Une semaine de grève pour les infirmières anesthésistes

Paris, le lundi 4 octobre 2010 – Un dialogue de sourds semble s’être définitivement installé entre les infirmières anesthésistes et le ministre de la Santé, Roselyne Bachelot. Et les actions coups de poings multipliées par les professionnelles ne semblent rien changer à l’affaire.

Depuis plusieurs mois, réclamant une reconnaissance de leur diplôme au niveau master, des revalorisations salariales et la garantie du respect de la spécificité de leurs missions, les infirmières anesthésistes peinent à se faire entendre du ministère de la santé, bien que celui-ci affirme que les revendications des professionnelles ont été prises en compte.

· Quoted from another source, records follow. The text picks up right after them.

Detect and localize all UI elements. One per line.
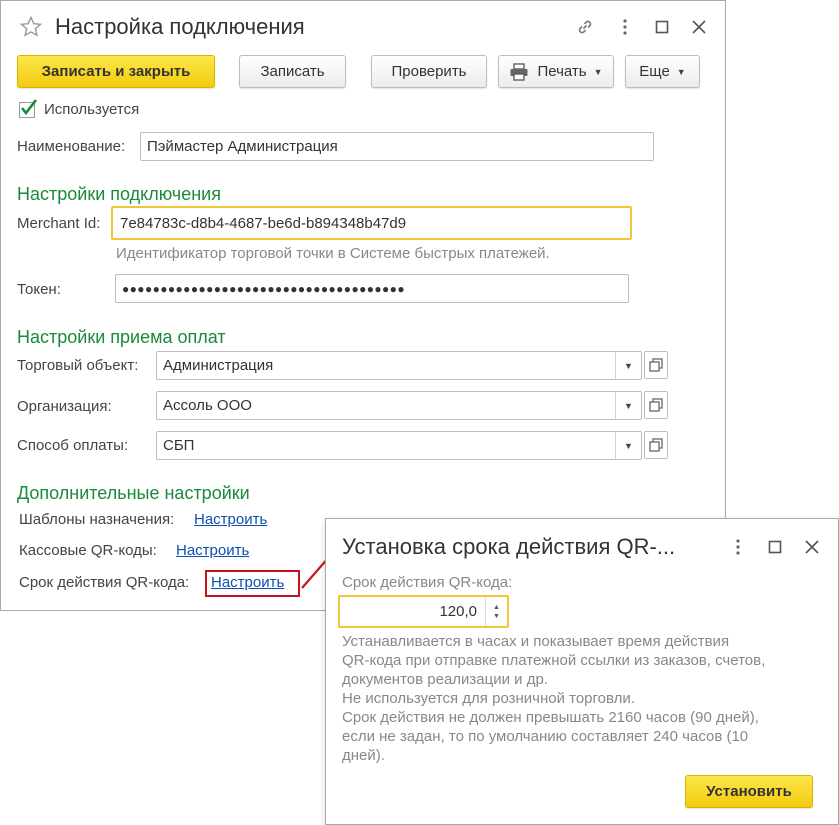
checkmark-icon bbox=[20, 99, 38, 116]
open-copy-icon bbox=[649, 438, 663, 452]
ttl-number-field[interactable]: 120,0 ▲ ▼ bbox=[338, 595, 509, 628]
store-select[interactable]: Администрация ▼ bbox=[156, 351, 642, 380]
more-button[interactable]: Еще ▼ bbox=[625, 55, 700, 88]
merchant-id-field[interactable]: 7e84783c-d8b4-4687-be6d-b894348b47d9 bbox=[111, 206, 632, 240]
save-and-close-button[interactable]: Записать и закрыть bbox=[17, 55, 215, 88]
print-button-label: Печать bbox=[537, 63, 587, 80]
printer-icon bbox=[510, 62, 528, 81]
store-label: Торговый объект: bbox=[17, 357, 139, 374]
merchant-id-hint: Идентификатор торговой точки в Системе б… bbox=[116, 245, 550, 262]
maximize-icon[interactable] bbox=[768, 540, 782, 558]
spinner-buttons[interactable]: ▲ ▼ bbox=[485, 597, 507, 626]
ttl-number-value: 120,0 bbox=[439, 603, 477, 620]
ttl-description-line: Устанавливается в часах и показывает вре… bbox=[342, 633, 730, 650]
section-connection-title: Настройки подключения bbox=[17, 184, 221, 204]
favorite-star-icon[interactable] bbox=[19, 15, 43, 43]
spin-up-icon[interactable]: ▲ bbox=[493, 603, 500, 612]
templates-label: Шаблоны назначения: bbox=[19, 511, 175, 528]
section-payments-title: Настройки приема оплат bbox=[17, 327, 226, 347]
more-vertical-icon[interactable] bbox=[617, 17, 633, 41]
open-copy-icon bbox=[649, 398, 663, 412]
qr-ttl-label: Срок действия QR-кода: bbox=[19, 574, 190, 591]
organization-label: Организация: bbox=[17, 398, 112, 415]
set-button[interactable]: Установить bbox=[685, 775, 813, 808]
used-checkbox[interactable] bbox=[19, 99, 38, 118]
more-vertical-icon[interactable] bbox=[730, 537, 746, 561]
ttl-description: Устанавливается в часах и показывает вре… bbox=[342, 632, 822, 765]
save-button[interactable]: Записать bbox=[239, 55, 346, 88]
close-icon[interactable] bbox=[804, 539, 820, 559]
open-copy-icon bbox=[649, 358, 663, 372]
ttl-description-line: дней). bbox=[342, 747, 385, 764]
ttl-description-line: если не задан, то по умолчанию составляе… bbox=[342, 728, 749, 745]
dropdown-arrow-icon[interactable]: ▼ bbox=[615, 352, 641, 379]
qr-ttl-dialog: Установка срока действия QR-... Срок дей… bbox=[325, 518, 839, 825]
token-field-value: ●●●●●●●●●●●●●●●●●●●●●●●●●●●●●●●●●●●●● bbox=[122, 281, 405, 296]
ttl-description-line: Не используется для розничной торговли. bbox=[342, 690, 635, 707]
payment-method-select-value: СБП bbox=[163, 437, 195, 454]
store-select-value: Администрация bbox=[163, 357, 274, 374]
organization-select[interactable]: Ассоль ООО ▼ bbox=[156, 391, 642, 420]
cash-qr-label: Кассовые QR-коды: bbox=[19, 542, 157, 559]
spin-down-icon[interactable]: ▼ bbox=[493, 612, 500, 621]
print-button[interactable]: Печать ▼ bbox=[498, 55, 614, 88]
window-title: Настройка подключения bbox=[55, 14, 305, 39]
token-label: Токен: bbox=[17, 281, 61, 298]
templates-configure-link[interactable]: Настроить bbox=[194, 511, 267, 528]
open-organization-button[interactable] bbox=[644, 391, 668, 419]
payment-method-label: Способ оплаты: bbox=[17, 437, 129, 454]
maximize-icon[interactable] bbox=[655, 20, 669, 38]
cash-qr-configure-link[interactable]: Настроить bbox=[176, 542, 249, 559]
name-field[interactable]: Пэймастер Администрация bbox=[140, 132, 654, 161]
close-icon[interactable] bbox=[691, 19, 707, 39]
merchant-id-label: Merchant Id: bbox=[17, 215, 101, 232]
more-button-label: Еще bbox=[639, 63, 670, 80]
dialog-title: Установка срока действия QR-... bbox=[342, 534, 676, 559]
open-store-button[interactable] bbox=[644, 351, 668, 379]
ttl-description-line: Срок действия не должен превышать 2160 ч… bbox=[342, 709, 759, 726]
open-payment-method-button[interactable] bbox=[644, 431, 668, 459]
name-field-value: Пэймастер Администрация bbox=[147, 138, 338, 155]
check-button[interactable]: Проверить bbox=[371, 55, 487, 88]
dropdown-arrow-icon[interactable]: ▼ bbox=[615, 392, 641, 419]
ttl-description-line: документов реализации и др. bbox=[342, 671, 548, 688]
merchant-id-value: 7e84783c-d8b4-4687-be6d-b894348b47d9 bbox=[120, 214, 407, 232]
chevron-down-icon: ▼ bbox=[676, 66, 686, 77]
chevron-down-icon: ▼ bbox=[593, 66, 603, 77]
token-field[interactable]: ●●●●●●●●●●●●●●●●●●●●●●●●●●●●●●●●●●●●● bbox=[115, 274, 629, 303]
section-additional-title: Дополнительные настройки bbox=[17, 483, 250, 503]
used-label: Используется bbox=[44, 101, 140, 118]
ttl-description-line: QR-кода при отправке платежной ссылки из… bbox=[342, 652, 766, 669]
organization-select-value: Ассоль ООО bbox=[163, 397, 252, 414]
link-icon[interactable] bbox=[575, 17, 595, 41]
ttl-field-label: Срок действия QR-кода: bbox=[342, 574, 513, 591]
dropdown-arrow-icon[interactable]: ▼ bbox=[615, 432, 641, 459]
qr-ttl-configure-link[interactable]: Настроить bbox=[211, 574, 284, 591]
payment-method-select[interactable]: СБП ▼ bbox=[156, 431, 642, 460]
name-label: Наименование: bbox=[17, 138, 126, 155]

Ce vendredi, un nouvel épisode a témoigné d’une part de l’exaspération des infirmières et d’autre part du maintien de sa stratégie par l’avenue de Ségur. Ainsi, au lendemain du blocage des Champs Elysées par les infirmières anesthésistes, qui ont été reçues assez rudement par les CRS, le ministre de la Santé, Roselyne Bachelot a assuré que des « garanties formelles » leur ont déjà été apportées quant à la reconnaissance du diplôme.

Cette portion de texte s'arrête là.